While studies have shown that the vaccines’ effectiveness to fight COVID decreases over time, a recent British study showed that boosters, which are now available to all New Yorkers who are older than 18, can kick up recipients’ immunity back up to 94%.
Although hospitalizations due to COVID in the city have remained low, NYC Health Commissioner Dave Chokshi, MD, pointed out that the New York healthcare professionals have, in recent days, seen an uptick in cases.
“We anticipated that this might occur as the weather gets cooler and people spend more time indoors,” said Dr. Chokshi. “But compared to this time last year, we have many more tools to fight COVID-19 and to keep a winter wave at bay.”

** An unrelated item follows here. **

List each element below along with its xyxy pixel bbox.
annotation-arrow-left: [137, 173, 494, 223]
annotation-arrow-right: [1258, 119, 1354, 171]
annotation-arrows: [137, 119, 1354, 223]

After urging New Yorkers to get vaccinated, get booster shots, and get tested for COVID before traveling and gathering for the upcoming winter holidays, Mayor Bill de Blasio introduced, this morning, Rabbi Yehiel Kalish, whom the mayor called “a great community leader.”

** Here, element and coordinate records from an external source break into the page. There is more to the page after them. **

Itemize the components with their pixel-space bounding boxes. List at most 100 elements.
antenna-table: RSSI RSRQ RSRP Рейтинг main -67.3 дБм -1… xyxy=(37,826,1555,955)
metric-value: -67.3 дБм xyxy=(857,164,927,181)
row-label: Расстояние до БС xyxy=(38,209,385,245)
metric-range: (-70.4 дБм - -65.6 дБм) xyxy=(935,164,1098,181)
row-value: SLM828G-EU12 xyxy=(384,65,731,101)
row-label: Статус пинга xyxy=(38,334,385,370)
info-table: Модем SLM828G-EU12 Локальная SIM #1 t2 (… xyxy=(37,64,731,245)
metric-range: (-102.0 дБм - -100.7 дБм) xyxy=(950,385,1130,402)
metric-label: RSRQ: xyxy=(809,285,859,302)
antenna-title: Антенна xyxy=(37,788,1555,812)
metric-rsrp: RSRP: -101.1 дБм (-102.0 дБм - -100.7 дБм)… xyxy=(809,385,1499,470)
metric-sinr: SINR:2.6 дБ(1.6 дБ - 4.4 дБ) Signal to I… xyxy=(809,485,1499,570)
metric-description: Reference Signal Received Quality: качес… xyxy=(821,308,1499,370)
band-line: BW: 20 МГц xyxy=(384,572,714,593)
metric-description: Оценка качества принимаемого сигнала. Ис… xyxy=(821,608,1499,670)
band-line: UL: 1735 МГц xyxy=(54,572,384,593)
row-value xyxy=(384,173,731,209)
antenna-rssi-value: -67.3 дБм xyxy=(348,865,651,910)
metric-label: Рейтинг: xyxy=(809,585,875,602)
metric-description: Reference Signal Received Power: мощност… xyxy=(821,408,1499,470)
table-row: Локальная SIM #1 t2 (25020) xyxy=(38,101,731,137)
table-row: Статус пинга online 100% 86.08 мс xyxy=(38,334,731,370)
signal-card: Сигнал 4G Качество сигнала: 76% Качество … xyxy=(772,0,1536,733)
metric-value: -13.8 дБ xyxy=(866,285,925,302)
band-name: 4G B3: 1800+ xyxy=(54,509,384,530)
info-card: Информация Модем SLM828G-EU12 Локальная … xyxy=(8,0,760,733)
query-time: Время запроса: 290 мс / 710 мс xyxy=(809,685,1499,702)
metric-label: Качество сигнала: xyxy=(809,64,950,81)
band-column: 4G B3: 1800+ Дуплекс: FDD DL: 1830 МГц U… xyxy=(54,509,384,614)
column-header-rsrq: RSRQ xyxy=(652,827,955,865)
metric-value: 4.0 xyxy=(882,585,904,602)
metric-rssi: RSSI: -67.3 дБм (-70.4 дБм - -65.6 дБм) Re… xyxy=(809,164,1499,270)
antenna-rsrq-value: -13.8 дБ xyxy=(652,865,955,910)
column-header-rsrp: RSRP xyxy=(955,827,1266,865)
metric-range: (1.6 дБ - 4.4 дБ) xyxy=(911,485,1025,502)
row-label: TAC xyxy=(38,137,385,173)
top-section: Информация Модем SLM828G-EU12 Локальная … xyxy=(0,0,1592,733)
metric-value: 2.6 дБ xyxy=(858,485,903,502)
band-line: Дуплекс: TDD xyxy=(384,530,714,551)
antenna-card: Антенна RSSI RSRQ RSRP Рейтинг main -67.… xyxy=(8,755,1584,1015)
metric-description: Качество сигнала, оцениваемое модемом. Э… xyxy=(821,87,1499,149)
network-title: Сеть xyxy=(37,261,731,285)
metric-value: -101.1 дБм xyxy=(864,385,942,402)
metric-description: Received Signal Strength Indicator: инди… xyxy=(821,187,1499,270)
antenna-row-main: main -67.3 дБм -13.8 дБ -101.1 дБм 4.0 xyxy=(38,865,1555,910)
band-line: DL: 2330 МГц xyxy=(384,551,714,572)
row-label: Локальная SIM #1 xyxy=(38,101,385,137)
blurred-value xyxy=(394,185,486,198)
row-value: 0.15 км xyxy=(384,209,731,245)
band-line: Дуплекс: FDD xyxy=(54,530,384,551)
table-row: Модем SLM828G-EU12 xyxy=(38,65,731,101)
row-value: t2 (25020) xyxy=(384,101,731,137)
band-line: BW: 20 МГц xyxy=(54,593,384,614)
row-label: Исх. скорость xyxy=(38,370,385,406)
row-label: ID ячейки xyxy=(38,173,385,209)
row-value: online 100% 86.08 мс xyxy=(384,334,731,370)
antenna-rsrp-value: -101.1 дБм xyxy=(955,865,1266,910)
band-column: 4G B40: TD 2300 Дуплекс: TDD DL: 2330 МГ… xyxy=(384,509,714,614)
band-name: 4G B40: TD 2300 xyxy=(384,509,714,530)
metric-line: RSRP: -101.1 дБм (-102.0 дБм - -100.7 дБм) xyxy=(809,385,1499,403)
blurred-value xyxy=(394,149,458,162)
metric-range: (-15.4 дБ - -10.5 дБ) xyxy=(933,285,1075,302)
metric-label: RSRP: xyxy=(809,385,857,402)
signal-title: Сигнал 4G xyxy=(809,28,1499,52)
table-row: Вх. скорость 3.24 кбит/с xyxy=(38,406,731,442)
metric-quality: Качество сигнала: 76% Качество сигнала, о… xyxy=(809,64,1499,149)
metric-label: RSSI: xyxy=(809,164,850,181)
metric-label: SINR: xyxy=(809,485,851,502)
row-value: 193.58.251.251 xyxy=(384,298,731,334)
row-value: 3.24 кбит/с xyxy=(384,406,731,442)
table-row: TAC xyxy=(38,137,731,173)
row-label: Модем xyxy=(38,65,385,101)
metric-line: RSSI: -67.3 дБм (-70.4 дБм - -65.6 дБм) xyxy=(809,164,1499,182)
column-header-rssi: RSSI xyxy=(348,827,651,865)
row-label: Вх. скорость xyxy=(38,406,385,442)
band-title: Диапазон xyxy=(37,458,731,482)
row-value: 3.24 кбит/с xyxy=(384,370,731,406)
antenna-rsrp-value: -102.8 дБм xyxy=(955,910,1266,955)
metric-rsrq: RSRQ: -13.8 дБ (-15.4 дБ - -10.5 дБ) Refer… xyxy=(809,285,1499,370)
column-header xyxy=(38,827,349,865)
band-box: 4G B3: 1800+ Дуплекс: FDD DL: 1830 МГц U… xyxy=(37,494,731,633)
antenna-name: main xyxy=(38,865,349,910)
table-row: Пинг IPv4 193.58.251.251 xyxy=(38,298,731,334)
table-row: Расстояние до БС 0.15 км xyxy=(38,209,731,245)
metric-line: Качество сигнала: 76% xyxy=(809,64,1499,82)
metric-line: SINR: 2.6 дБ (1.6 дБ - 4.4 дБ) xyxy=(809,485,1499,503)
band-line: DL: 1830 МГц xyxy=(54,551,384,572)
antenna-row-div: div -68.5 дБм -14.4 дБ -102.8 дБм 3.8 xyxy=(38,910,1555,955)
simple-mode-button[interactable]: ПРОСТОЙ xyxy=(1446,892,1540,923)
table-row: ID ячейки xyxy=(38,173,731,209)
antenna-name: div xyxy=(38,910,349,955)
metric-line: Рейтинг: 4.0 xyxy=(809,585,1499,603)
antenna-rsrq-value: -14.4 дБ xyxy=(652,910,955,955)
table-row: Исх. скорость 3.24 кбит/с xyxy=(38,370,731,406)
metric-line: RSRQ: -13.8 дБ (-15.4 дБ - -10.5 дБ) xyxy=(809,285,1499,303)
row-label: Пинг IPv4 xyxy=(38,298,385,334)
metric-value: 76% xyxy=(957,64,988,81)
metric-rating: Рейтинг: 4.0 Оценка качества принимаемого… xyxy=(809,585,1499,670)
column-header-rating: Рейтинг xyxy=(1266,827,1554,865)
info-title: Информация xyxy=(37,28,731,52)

“One of the great stories from the fight against COVID has been what community organizations have done,” said the mayor who explained that while the work Hatzolah does all year “is amazing, during COVID, the good people who serve in Hatzolah have been [treating patients,] urging people to get tested, to get vaccinated.
“They played a crucial role at the community level.”
“On behalf of the over 1,400 EMTS and 250 paramedics who work in this city every day. we urge our community, we urge our city to keep up the great work,” said Rabbi Kalish, who spoke about the importance of providing positive feedback to New Yorkers about their efforts to fight COVID. “We are doing great.
“Chanukah is coming to our community, and we can’t stop,” said Rabbi Kalish before urging Jewish New Yorkers to get vaccinated, get boosters, and to get tested for COVID: before and after traveling.”
Since Monday, when Dr. Chokshi issued, to all healthcare providers, a Commissioner's Advisory that emphasized that all New Yorkers should now get boosters, New Yorkers heeded the call and rolled up their sleeves.
Before Monday, only New Yorkers who are older than 65 and at high risk of becoming infected with COVID because of where they live, work, or their health conditions were eligible, but yesterday, Mitch Katz, MD, the CEO of Health + Hospitals said that because all New Yorkers live in such a large, highly-populated and congested city, they are all considered eligible for boosters.
On Monday, almost 20,000 New Yorkers had gotten their booster shots and on Tuesday, more than 22,000 got their booster shots, said the mayor, who added that so far, 674,000 New Yorkers have gotten their third or second shots, for those who received the Johnson & Johnson one-shot.
In addition, New Yorkers, regardless of whether they have been vaccinated, should get tested for COVID, before heading out to travel or family gatherings, said Ted Long, MD, the director of the city’s Test and Trace Corps, who announced that the city’s fleet of mobile testing vans has now doubled, so that now 70 vans are driving throughout the city to get people tested, which the city has already done at 1,400 locations: to test more than 1 million New Yorkers.
“Testing is one more layer of safety, of precaution to keep everyone safe,” Dr. Chokshi said.